I’ve had a lot of chat today of stews and soups and basically anything slow cooked, rich, delicious and juicy. As I do with any food talk I get involved in I got rather carried away, started printing out recipes and managed to convince a work colleague to go out on her lunch and buy a cast iron pot – to say I dragged her there, picked out the pan and carried it back to her car wouldn’t actually be too great of an exaggeration! So I figured this beef and Guinness stew was quite fitting for today’s recipe; even if you haven’t been bored to death about how great these pots are you can still appreciate the greatness of a hearty stew – especially one which is full of tender beef, lots of veggies and a good glug of Guinness. They say Guinness is a meal in a pint but this recipe gives you much more than that.

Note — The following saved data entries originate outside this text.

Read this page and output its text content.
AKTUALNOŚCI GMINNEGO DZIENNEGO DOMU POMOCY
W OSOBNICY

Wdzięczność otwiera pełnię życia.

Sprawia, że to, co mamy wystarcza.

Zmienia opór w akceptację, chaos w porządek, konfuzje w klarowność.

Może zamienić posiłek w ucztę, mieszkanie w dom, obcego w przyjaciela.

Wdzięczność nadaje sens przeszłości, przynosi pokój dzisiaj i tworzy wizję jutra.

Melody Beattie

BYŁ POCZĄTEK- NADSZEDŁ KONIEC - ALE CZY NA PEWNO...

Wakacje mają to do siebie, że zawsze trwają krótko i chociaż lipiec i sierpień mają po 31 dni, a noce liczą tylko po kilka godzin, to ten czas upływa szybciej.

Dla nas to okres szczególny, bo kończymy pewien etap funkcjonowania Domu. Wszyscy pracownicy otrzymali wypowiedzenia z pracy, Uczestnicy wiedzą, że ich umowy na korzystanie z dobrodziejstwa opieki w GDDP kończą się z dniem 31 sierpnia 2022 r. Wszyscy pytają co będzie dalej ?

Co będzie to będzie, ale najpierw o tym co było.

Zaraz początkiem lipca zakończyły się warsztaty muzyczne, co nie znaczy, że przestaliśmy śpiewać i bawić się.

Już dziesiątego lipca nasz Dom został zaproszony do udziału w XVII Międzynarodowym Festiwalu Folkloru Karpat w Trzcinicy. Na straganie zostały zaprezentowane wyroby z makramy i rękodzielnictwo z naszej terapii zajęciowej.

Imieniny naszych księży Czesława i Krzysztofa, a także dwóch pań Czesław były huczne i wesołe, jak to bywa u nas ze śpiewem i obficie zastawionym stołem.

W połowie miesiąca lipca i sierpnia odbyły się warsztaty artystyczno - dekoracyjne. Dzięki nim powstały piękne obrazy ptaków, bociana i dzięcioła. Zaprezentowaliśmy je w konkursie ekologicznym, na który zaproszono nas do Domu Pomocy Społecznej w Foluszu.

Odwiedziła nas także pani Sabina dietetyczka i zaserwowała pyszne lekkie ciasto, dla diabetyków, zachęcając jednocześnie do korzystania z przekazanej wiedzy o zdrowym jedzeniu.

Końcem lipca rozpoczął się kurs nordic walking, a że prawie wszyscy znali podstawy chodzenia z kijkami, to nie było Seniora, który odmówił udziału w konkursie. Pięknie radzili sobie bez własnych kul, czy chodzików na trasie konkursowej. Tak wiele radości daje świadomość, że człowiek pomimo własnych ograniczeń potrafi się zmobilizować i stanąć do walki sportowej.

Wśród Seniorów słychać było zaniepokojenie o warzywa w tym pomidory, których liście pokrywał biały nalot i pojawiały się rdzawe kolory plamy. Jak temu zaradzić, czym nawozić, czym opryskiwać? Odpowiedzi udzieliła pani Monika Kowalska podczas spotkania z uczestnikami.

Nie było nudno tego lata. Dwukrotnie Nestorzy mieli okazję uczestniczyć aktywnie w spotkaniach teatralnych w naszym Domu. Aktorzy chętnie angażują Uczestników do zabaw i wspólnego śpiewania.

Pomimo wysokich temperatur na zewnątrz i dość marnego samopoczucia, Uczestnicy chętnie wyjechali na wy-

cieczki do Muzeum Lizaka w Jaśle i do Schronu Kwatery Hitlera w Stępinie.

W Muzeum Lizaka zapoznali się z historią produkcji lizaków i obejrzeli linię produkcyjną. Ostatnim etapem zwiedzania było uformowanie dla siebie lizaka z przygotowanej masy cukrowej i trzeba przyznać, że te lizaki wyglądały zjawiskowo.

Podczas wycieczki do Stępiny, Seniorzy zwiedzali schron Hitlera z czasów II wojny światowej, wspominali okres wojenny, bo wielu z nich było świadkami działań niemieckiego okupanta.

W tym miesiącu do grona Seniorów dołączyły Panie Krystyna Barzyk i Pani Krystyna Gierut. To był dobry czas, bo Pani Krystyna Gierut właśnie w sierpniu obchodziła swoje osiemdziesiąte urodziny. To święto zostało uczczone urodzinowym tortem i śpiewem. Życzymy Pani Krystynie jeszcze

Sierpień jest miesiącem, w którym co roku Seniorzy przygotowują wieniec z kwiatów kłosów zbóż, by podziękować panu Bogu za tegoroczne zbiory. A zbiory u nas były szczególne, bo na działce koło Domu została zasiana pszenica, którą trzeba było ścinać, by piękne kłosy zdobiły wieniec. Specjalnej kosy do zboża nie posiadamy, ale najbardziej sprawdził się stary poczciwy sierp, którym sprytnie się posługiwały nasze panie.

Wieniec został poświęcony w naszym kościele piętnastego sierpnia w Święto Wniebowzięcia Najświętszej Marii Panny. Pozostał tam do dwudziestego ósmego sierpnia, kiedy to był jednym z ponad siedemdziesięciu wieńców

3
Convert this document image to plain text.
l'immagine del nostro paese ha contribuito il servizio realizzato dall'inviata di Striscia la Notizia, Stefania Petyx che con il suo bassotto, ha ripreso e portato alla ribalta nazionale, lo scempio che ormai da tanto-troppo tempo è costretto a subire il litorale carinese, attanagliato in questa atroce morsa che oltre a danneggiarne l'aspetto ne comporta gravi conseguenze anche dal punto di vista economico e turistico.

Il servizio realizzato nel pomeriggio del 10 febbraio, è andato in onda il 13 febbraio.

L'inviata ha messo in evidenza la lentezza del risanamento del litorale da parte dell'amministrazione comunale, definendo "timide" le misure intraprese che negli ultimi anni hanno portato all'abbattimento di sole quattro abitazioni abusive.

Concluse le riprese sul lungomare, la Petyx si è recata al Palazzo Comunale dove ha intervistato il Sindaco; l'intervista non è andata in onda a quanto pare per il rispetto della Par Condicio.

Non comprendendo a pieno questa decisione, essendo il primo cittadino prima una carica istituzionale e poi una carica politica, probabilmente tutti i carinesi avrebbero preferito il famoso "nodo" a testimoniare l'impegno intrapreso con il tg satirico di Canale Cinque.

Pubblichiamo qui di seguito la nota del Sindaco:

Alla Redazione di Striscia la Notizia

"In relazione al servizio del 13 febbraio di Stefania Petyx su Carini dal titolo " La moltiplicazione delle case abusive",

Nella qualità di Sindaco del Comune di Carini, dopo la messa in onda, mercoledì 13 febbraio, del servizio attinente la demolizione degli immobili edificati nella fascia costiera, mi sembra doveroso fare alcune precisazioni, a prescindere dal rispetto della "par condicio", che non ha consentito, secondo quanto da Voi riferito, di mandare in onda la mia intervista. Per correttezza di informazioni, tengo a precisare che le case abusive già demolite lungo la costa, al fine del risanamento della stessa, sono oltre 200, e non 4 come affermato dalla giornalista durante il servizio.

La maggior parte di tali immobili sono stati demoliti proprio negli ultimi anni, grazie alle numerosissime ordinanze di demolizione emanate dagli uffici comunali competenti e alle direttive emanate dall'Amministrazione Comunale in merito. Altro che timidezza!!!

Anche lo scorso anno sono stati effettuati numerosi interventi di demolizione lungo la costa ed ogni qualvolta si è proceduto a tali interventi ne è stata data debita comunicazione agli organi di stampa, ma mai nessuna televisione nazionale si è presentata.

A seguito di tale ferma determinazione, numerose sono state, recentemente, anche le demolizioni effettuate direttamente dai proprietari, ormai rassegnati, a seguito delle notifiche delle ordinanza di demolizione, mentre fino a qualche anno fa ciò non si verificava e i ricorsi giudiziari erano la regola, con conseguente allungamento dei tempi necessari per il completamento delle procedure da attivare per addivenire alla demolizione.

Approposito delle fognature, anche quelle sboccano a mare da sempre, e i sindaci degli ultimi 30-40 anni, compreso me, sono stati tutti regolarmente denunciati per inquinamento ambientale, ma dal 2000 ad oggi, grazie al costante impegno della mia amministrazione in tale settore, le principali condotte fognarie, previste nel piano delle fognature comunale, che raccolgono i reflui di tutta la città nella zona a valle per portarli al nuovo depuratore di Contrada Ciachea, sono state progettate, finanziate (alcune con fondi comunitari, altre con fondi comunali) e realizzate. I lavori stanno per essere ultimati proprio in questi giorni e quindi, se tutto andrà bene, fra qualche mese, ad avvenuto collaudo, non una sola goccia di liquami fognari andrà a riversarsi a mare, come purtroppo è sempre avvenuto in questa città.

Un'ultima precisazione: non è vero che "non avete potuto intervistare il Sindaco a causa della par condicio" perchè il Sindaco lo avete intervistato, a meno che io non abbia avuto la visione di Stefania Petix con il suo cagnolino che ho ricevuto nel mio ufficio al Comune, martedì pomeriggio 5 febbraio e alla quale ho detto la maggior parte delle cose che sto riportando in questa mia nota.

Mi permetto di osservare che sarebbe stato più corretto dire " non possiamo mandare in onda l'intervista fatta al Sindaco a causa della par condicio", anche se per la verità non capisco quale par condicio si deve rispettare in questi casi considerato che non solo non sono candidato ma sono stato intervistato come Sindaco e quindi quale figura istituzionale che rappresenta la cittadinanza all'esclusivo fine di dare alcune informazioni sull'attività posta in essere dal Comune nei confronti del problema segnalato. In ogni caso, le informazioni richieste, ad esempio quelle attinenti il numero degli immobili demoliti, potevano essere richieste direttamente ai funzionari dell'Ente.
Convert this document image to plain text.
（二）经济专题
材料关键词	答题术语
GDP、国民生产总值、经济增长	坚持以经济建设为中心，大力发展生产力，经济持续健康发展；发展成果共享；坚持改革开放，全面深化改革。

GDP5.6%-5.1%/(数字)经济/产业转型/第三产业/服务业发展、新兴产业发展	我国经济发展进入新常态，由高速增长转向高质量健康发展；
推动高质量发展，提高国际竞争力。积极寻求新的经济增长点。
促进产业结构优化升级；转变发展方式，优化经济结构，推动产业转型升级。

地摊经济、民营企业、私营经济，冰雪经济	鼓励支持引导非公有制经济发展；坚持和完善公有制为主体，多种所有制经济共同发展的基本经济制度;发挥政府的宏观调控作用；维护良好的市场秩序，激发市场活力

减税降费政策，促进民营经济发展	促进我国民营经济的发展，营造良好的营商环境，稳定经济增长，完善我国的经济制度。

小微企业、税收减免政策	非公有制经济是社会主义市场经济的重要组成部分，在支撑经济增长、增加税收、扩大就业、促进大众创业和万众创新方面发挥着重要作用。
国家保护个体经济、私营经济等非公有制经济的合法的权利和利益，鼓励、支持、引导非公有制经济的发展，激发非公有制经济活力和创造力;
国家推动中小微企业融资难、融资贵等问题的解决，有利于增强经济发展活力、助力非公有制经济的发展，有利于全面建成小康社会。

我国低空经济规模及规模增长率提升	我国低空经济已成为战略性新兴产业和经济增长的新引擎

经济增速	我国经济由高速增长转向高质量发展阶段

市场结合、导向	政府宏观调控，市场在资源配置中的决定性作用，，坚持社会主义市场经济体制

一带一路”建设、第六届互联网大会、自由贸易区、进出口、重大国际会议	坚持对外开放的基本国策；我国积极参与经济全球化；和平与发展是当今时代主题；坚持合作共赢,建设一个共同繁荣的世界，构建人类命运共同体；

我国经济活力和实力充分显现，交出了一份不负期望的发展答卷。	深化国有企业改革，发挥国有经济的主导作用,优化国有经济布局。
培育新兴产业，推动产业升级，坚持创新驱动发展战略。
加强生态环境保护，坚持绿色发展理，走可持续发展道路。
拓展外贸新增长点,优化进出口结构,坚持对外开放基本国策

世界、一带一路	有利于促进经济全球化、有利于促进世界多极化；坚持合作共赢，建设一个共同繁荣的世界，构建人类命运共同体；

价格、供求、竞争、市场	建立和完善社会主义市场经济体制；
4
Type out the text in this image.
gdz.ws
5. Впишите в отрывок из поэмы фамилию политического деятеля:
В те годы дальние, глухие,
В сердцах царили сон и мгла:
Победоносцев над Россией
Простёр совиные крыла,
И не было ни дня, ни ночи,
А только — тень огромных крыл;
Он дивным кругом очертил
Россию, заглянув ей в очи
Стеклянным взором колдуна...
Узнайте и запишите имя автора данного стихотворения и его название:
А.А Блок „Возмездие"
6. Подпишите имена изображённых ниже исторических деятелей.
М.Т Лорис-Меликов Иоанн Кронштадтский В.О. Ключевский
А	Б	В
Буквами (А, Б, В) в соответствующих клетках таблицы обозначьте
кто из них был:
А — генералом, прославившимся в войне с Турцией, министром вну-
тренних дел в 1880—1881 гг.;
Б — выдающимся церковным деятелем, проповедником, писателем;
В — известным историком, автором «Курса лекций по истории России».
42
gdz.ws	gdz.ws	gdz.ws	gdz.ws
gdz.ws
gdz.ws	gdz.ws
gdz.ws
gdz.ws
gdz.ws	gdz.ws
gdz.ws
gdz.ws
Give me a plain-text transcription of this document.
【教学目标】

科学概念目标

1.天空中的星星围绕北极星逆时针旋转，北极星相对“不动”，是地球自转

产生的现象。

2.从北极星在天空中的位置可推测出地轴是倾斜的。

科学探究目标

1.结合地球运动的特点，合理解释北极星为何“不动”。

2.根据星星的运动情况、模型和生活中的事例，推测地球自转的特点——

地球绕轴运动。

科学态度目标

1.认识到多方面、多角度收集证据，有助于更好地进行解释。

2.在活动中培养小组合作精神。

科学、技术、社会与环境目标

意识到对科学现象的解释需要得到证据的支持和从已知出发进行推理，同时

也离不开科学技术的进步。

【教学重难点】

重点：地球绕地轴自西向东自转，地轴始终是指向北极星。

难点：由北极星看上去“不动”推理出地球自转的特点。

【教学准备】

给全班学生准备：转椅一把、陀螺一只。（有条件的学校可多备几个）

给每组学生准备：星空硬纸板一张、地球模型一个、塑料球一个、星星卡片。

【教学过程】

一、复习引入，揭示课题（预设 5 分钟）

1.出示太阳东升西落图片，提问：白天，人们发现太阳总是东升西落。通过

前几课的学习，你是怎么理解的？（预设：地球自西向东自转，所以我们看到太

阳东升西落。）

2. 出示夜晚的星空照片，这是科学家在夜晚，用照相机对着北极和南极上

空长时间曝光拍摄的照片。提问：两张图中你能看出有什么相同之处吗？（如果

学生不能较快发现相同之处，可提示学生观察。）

Serves 4-6 (depending on how much mash you chose to have with it)
- 2 tbsp oil
- 2 white onions – roughly chopped
- 2 parsnips – peeled cored and chopped into rough 1cm pieces
- 2 carrots – peeled and sliced
- 400g steak (chose some relatively cheap cuts) – cubed
- 2 tbsp plain flour
- 500ml Guinness
- 2 bay leaves
- Punch sugar
- Good twist black pepper
- 400ml tin chopped tomatoes
- ½ tsp finely chopped rosemary
- 1 beef stock cube
- 1 tsp marmite
Preheat the oven to 150’C
In a large casserole dish or oven proof saucepan heat the oil and fry the beef until browned
Remove the beef from the pan and fry the onions until soft.
Add the vegetables and cook for a further 5 minutes before stirring in the flour and the beef
Make sure the veg is well coated with the flour before adding a splash of the Guinness.
Give the mixture a good stir, making sure there are no lumps from the flour and then add the remaining ingredients to the pan.
Bring the mixture to the boil before covering and cooking in the oven for at least 2 hours – the longer it cooks for the tastier it will be.